Heterometallic complexes, [M(L)₃][Y(NO₃)₅] (L = 2,2'-bipyridine, Вpy (I–III), and 1,10-phenanthroline, Рhen (IV–VI), M = Co (I, IV), Ni (II, V), Zn (III, VI)), were prepared and studied as anticancer agents. Pronounced in vitro toxicity vs. several cancer cell lines is demonstrated. Compared to homometallic [M(Рhen)₃](NO₃)₂ (MPhen) and Y(NO₃)₃·6H₂O (Y) references, complexes IV–VI exhibit the synergism in cytotoxicity vs. breast cancer cells and its doxorubicin-resistant subline (HBL-100 and HBL-100/Dox) while IV and VI are efficient vs., respectively, cutaneous melanoma (Mel IS) and glioblastoma (T98G) cells.

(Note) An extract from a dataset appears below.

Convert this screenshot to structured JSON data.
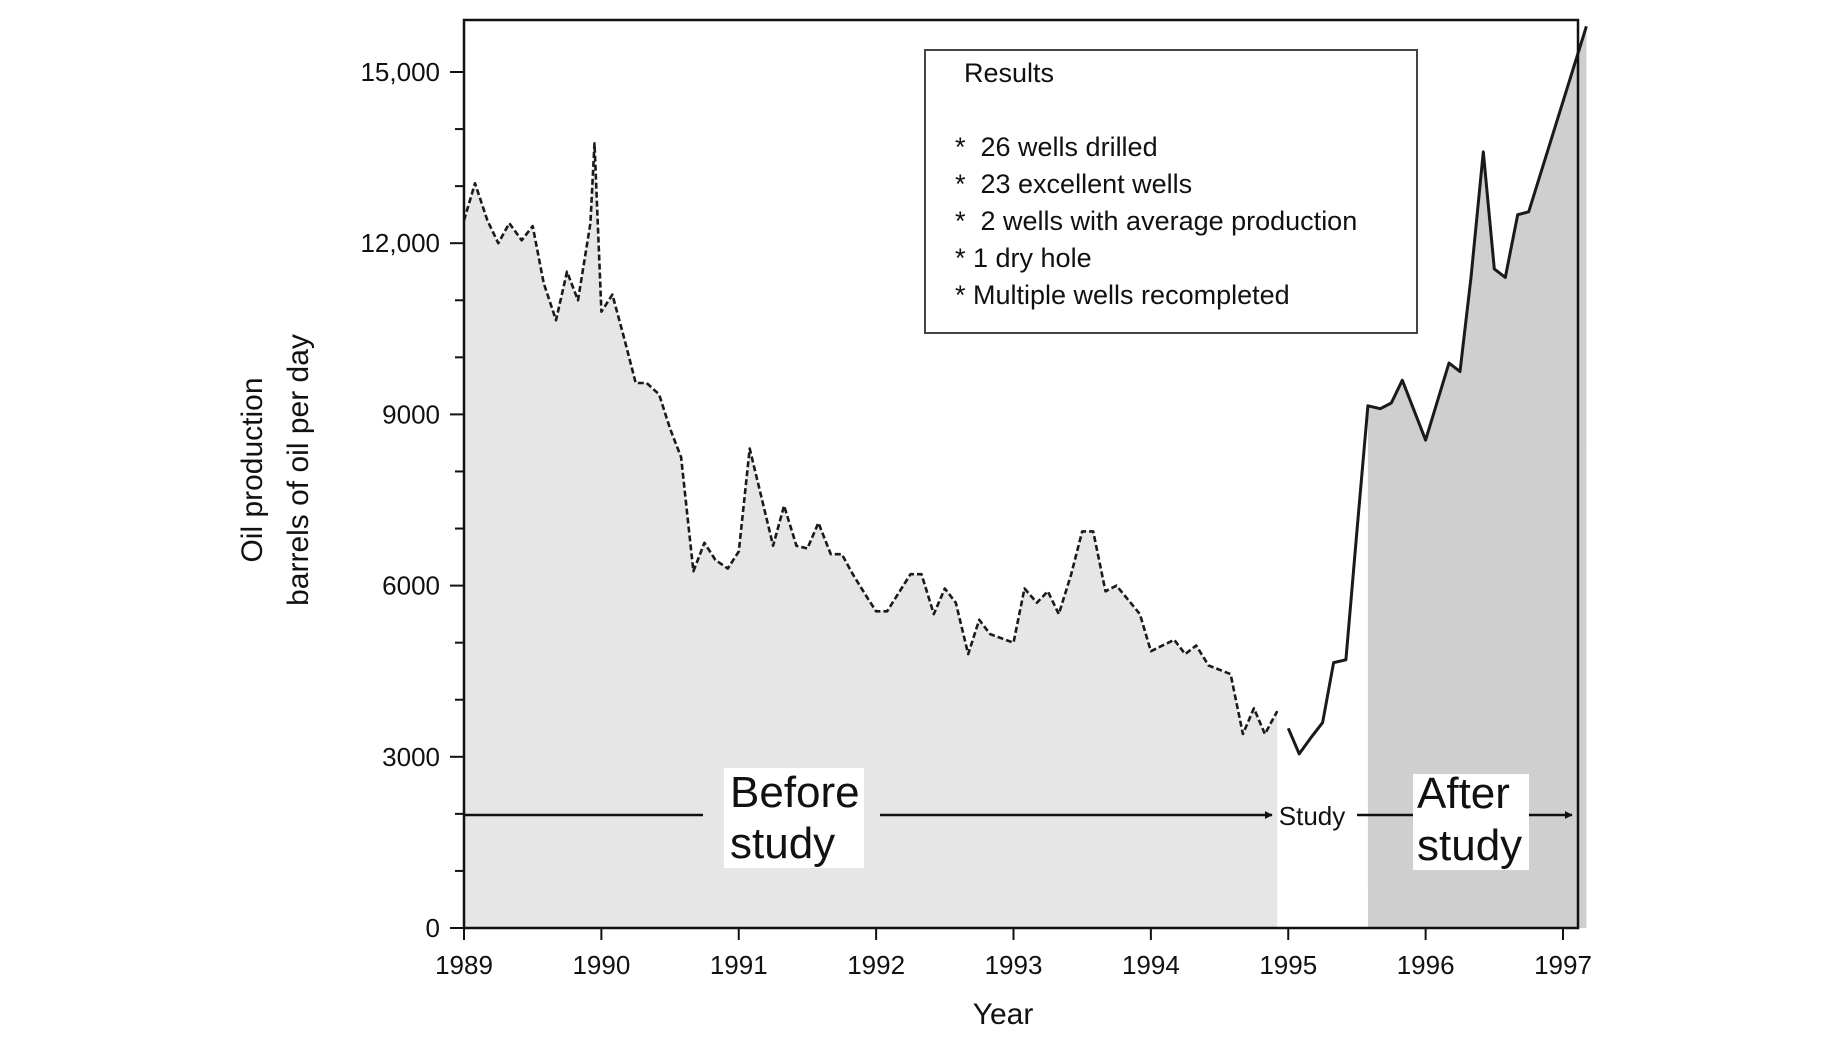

On the other hand, the entire MPhen series show higher toxicity vs. renal cancer (Rpoch-1-KK) cells. Noteworthy, all studied complexes, except for II and V ones are of acceptable toxicity vs. normal cutaneous fibroblasts (PBK) cells. Such a selective toxicity arises from the interactions with key molecular targets such as chaperone proteins nucleolin and nucleophosmin which are over-expressed in cancer cells and play key role in their metabolism. As a result, cell death is induced via the apoptosis processing through several paths as well as the autophagy. The in vivo studies revealed the antitumor potential of complexes I, III, IV and VI vs. Mel IS xenografts. Noteworthy, these complexes are the first yttrium-containing ones with unambiguously demonstrated anticancer activity arising from the induction of various cell death paths. In the latter regard, homometallic [M(Рhen)₃](NO₃)₂ complexes, although on the in vitro level for now, are also of interest.